The years teach you this:
success isn’t earned at the finish,
but in the days no one remembers.
No one told me success would move like winter...
so slow you notice the thaw
only when your breath no longer clouds the glass.
I was ready for labor,
for the calloused hands,
the salt sting in the eyes.
But not for the silence,
the long reckonings in the half-light
between one assignment and the next,
when purpose feels borrowed
and you mistake waiting for peace.
_______________
I. The Uniform Years
In those days, I chased promotion
the way frost follows shade -
inch by inch, never certain of the sun.
The barracks smelled of polish and fatigue;
each morning’s inspection a kind of prayer
for recognition that never came.
Discipline was a drumbeat I obeyed
even in my sleep.
I thought one more stripe
would mean direction,
but each reward was only another march
through sameness.
Sometimes, polishing boots at midnight,
I’d catch my face in the leather -
blurred, obedient -
and wonder who was watching whom.
_______________
II. The Hospital Nights
Then came the years of humming lights,
machines that breathed for others.
The ICU taught patience
and the arithmetic of mercy -
how many heartbeats to a miracle,
how few between alarms.
We worked through the small hours
where time forgets its shape,
moving room to room
like ghosts with clipboards.
Coffee, antiseptic, the click of shoes -
the rhythm of endurance.
Between codes, I’d stare out the window
at a parking lot glazed with frost,
thinking revelation must be out there,
in the world still moving.
I never saw it pass me by,
folded into each quiet breath
we coaxed back to life.
_______________
III. The Roadwork
After that, the road...
miles of divided yellow
stretching through counties that never changed.
Motel curtains, the same thin coffee,
TV voices murmuring like prayer wheels.
I learned the geography of loneliness:
exit signs, gas-station lights,
the faint hum of a world I watched but didn’t join.

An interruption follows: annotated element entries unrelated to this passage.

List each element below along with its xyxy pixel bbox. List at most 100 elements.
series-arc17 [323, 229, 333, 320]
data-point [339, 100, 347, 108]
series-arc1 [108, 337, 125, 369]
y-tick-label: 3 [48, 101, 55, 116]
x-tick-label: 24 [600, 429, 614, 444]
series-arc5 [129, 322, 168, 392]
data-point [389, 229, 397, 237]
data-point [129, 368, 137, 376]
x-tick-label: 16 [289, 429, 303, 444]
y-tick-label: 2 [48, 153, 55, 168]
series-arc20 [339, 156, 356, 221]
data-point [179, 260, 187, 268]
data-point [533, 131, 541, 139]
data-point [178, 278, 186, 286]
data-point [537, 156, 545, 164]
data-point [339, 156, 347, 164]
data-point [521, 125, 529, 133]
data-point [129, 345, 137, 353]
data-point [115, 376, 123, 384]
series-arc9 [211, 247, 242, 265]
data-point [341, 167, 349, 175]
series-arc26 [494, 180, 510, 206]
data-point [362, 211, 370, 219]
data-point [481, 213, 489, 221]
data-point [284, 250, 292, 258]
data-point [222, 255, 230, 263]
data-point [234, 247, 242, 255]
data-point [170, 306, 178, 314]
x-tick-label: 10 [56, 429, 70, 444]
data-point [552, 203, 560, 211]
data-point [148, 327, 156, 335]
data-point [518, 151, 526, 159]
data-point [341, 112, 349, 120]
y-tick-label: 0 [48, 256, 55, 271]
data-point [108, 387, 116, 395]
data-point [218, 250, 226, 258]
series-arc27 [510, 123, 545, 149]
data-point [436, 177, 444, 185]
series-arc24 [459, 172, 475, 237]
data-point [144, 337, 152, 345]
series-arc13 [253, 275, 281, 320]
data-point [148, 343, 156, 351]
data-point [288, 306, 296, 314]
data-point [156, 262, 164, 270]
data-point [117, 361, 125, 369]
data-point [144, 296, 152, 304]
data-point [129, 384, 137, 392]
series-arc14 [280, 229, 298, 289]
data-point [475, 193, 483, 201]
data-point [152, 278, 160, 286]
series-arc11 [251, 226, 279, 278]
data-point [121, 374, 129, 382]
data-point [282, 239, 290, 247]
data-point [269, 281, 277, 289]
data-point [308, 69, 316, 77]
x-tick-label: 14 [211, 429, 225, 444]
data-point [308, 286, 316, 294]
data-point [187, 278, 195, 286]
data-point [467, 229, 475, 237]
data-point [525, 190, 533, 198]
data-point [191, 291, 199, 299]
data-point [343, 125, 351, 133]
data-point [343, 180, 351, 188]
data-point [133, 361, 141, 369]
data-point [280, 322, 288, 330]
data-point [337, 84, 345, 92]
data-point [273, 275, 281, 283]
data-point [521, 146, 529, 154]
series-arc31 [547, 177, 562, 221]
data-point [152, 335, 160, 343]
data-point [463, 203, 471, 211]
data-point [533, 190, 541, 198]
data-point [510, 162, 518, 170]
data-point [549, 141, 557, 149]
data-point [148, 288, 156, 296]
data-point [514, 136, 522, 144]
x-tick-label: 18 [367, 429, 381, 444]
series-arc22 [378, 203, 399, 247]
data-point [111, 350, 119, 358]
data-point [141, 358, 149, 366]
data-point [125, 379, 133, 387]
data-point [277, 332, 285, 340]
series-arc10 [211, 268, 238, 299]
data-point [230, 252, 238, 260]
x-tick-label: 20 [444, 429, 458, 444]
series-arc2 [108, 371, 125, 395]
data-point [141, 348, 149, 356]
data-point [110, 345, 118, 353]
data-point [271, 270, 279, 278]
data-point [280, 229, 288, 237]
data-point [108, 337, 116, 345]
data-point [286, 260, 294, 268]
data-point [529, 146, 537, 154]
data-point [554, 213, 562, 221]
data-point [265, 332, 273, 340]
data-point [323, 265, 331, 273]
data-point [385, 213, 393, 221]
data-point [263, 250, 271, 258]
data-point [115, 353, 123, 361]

I told myself I was gathering purpose,
but I was only tracing circles,
waiting for something to name me.
Sometimes revelation rides beside you
for a thousand miles
and never says a word.
_______________
IV. The Ordinary Triumph
Now I know the part they skip:
how arrival looks like nothing at all -
a lamp left burning,
a pencil worn to its stub,
boots drying by the door.
No applause,
no sudden clarity,
only the steady pulse
of a life still moving forward.
Discipline is not the whip or the clock.
It’s the hand that keeps writing
when the fire is out,
the quiet voice that returns at dawn
and says, simply, again.
And I,
barely awake,
but faithful still,
turn toward the light
that hasn’t yet arrived.
_______________
Afterword: The Education of Endurance
I used to believe purpose arrived the way a trumpet sounds - sudden, bright, unmistakable. It never did. What came instead were long stretches of work: years of drills, of shift changes, of wheels humming through the dark. At first I mistook repetition for futility, but over time I learned that persistence is its own kind of revelation. The steady motion through confusion, through fatigue, through aimless miles, becomes a prayer the body says even when the mind has stopped believing.
In uniform I learned obedience; in hospitals, mercy; on the road, solitude. Each season trained a different part of me to listen - not for applause, not for reward, but for the faint hum of meaning that hides inside ordinary tasks: the smell of polish, the quiet of a patient’s room at 3 a.m., the thin light under a motel door. These are the places where endurance speaks, and where I first began to understand that grace is not a destination but a way of walking.
Success, I see now, isn’t what waits at the end of effort. It’s what forms inside it: the willingness to keep showing up when the world feels emptied of promise. To rinse the thermos, lace the boots, turn the key again. To write one more line. That’s the part they skip when they tell the story, the part that looks like nothing, but changes everything.